At home, nursing tired feet and calves from the long run. Odie is asleep beside my feet as I sit here, typing away on the white Mac.
Ten hours earlier
Awoken by the phone alarm and I stayed in bed until I knew I shouldn't anymore. Sher came over, so we walked to the Piazza, where hundreds of others were awaiting for the cue at the start line. As the loud horn filled the air, everyone whizzed by us, including Sher later on, and we were separated by time and distance. I was on my own, feeding off No Doubt, Kings of Leon and other random music on my playlist. I kept my eyes on a few individuals I picked as my pacesetters but soon after, they all disappeared as well. I kept replacing them like worn socks. One by one. I'd jogged, then walked, then jogged again.
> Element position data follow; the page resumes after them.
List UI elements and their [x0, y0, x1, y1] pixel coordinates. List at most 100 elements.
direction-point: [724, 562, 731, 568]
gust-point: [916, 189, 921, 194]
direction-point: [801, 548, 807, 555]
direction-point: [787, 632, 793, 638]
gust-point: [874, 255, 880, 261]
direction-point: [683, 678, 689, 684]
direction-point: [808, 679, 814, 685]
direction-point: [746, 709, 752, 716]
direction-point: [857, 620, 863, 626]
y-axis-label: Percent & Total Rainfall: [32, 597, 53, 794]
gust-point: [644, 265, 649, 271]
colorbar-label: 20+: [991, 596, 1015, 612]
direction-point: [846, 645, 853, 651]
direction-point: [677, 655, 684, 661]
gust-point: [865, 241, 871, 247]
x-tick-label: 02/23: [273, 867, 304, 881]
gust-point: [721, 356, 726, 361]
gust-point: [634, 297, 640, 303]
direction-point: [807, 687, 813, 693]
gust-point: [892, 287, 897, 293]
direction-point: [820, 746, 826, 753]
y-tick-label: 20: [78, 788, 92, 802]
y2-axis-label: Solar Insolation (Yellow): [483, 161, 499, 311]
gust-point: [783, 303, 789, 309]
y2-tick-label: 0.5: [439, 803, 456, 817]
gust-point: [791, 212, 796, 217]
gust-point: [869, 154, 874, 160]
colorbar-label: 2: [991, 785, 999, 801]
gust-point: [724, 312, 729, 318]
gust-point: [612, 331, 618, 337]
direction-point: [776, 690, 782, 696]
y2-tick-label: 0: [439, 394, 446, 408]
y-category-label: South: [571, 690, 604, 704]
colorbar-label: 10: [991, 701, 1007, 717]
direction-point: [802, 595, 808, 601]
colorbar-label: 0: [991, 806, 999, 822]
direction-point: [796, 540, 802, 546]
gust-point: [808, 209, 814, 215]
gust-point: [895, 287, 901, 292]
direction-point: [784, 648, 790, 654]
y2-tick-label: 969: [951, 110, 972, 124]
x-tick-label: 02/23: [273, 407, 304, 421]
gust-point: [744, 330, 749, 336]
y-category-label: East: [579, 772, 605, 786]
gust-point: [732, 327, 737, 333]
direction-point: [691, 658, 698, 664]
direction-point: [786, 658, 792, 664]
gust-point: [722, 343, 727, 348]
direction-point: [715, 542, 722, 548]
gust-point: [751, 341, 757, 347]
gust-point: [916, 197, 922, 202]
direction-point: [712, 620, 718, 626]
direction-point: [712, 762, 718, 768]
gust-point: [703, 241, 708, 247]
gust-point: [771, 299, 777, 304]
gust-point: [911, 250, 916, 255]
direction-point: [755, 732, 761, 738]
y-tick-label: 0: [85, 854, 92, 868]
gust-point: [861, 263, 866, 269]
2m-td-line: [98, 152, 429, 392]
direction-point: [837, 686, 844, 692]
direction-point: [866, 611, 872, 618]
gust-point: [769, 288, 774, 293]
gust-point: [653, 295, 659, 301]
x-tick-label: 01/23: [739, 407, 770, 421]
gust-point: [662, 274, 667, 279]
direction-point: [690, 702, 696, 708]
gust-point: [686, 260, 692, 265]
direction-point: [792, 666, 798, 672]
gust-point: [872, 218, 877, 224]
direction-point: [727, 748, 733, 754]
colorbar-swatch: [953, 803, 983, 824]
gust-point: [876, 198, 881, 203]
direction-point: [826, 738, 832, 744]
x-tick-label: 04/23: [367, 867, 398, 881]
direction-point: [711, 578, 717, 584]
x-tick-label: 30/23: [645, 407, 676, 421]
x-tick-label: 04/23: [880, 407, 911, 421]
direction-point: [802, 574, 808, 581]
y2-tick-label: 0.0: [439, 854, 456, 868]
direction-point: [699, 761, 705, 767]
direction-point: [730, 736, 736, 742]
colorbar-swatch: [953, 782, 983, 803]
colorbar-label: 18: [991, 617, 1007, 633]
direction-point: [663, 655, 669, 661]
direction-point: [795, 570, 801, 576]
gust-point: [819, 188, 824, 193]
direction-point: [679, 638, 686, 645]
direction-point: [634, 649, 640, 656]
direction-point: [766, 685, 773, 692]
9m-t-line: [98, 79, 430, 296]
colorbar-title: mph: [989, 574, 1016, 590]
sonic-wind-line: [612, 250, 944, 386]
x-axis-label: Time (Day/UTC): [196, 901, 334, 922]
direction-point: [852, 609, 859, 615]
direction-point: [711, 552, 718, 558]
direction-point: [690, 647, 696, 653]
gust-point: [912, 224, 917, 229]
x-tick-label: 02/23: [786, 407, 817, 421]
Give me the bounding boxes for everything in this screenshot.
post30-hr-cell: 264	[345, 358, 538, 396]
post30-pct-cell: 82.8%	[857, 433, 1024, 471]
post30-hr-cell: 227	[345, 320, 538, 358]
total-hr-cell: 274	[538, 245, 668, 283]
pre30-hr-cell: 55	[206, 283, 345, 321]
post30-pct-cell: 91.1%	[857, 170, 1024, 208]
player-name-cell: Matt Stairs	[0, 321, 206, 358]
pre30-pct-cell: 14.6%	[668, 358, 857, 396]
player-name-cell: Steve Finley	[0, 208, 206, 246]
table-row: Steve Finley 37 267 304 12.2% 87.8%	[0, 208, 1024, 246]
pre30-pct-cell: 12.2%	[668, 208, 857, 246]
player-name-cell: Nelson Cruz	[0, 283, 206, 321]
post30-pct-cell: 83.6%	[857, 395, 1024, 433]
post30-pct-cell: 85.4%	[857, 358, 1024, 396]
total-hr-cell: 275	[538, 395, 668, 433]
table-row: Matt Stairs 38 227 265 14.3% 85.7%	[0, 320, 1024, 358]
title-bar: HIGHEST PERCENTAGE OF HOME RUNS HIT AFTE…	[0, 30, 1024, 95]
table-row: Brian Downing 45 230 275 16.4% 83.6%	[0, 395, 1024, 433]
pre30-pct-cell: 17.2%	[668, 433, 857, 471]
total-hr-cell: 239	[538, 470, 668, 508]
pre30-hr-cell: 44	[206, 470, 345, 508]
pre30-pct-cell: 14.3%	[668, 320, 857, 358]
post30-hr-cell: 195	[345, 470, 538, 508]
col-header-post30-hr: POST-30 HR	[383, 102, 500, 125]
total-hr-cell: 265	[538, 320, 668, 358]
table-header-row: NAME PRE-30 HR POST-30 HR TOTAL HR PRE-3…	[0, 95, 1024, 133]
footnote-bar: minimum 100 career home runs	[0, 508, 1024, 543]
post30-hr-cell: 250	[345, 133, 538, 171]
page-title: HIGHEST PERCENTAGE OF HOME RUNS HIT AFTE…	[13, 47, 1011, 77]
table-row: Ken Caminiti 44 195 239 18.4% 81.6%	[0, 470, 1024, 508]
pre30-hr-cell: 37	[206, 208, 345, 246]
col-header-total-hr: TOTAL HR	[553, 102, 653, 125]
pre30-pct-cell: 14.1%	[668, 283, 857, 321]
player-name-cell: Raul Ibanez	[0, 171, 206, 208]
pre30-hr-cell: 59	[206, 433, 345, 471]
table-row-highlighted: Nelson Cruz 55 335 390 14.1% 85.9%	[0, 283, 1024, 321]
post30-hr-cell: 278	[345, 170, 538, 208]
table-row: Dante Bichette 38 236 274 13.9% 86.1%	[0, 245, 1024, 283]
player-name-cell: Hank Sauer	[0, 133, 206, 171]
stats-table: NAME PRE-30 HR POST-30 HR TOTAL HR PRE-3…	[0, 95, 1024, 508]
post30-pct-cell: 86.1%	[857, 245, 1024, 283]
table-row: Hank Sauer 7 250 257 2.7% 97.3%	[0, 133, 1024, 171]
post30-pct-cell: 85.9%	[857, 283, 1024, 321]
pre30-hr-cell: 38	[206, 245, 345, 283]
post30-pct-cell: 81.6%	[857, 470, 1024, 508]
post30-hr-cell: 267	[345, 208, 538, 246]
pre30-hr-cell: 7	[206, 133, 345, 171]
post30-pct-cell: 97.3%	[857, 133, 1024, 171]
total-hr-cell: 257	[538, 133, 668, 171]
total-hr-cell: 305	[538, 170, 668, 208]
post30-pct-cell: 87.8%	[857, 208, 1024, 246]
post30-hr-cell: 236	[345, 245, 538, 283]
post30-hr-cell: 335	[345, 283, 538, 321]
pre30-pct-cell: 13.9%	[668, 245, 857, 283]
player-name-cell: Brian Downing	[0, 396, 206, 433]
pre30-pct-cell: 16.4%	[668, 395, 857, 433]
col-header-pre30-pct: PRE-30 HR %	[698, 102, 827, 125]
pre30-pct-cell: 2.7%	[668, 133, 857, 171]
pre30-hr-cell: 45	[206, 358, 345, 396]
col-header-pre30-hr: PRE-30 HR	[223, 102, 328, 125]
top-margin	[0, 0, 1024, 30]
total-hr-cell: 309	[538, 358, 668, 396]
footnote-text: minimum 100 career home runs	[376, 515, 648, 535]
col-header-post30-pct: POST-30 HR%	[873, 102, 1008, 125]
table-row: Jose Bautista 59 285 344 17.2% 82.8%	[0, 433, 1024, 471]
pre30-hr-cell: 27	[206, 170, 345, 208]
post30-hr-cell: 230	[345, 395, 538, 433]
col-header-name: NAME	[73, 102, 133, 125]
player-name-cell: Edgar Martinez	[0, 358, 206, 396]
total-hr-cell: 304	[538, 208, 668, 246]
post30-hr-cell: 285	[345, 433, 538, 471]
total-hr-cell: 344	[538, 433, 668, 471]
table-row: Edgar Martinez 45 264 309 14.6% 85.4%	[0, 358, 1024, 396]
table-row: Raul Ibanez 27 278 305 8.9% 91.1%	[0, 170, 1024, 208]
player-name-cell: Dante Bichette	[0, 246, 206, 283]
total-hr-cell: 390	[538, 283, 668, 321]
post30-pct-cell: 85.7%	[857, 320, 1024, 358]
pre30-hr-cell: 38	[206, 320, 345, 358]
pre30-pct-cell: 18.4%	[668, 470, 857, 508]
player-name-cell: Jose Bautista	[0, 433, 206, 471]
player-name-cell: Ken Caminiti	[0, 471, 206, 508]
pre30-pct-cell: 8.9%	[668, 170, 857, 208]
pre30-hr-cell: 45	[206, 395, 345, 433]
As I crossed the road, I had hit the wall, and I was close to just walking the whole marathon. It felt like I've done 5km and even after I picked the green elastic band (which I later found out it was the 6km mark), I was in no mood to run.
But one of the pacesetters kept my attention and I didn't think about anything else but to finish it. I was giving myself 2 hours and 30 minutes to finish the 11km mark. By the time I reached the finish line, it was just 2 hours. My soles and calves were in so much pain, I literally dragged them home.
So I used to be one of those who sniggled at those who tortured themselves running to death, but now I am one of them and I can't say I'm not pleased with my new profound achievement.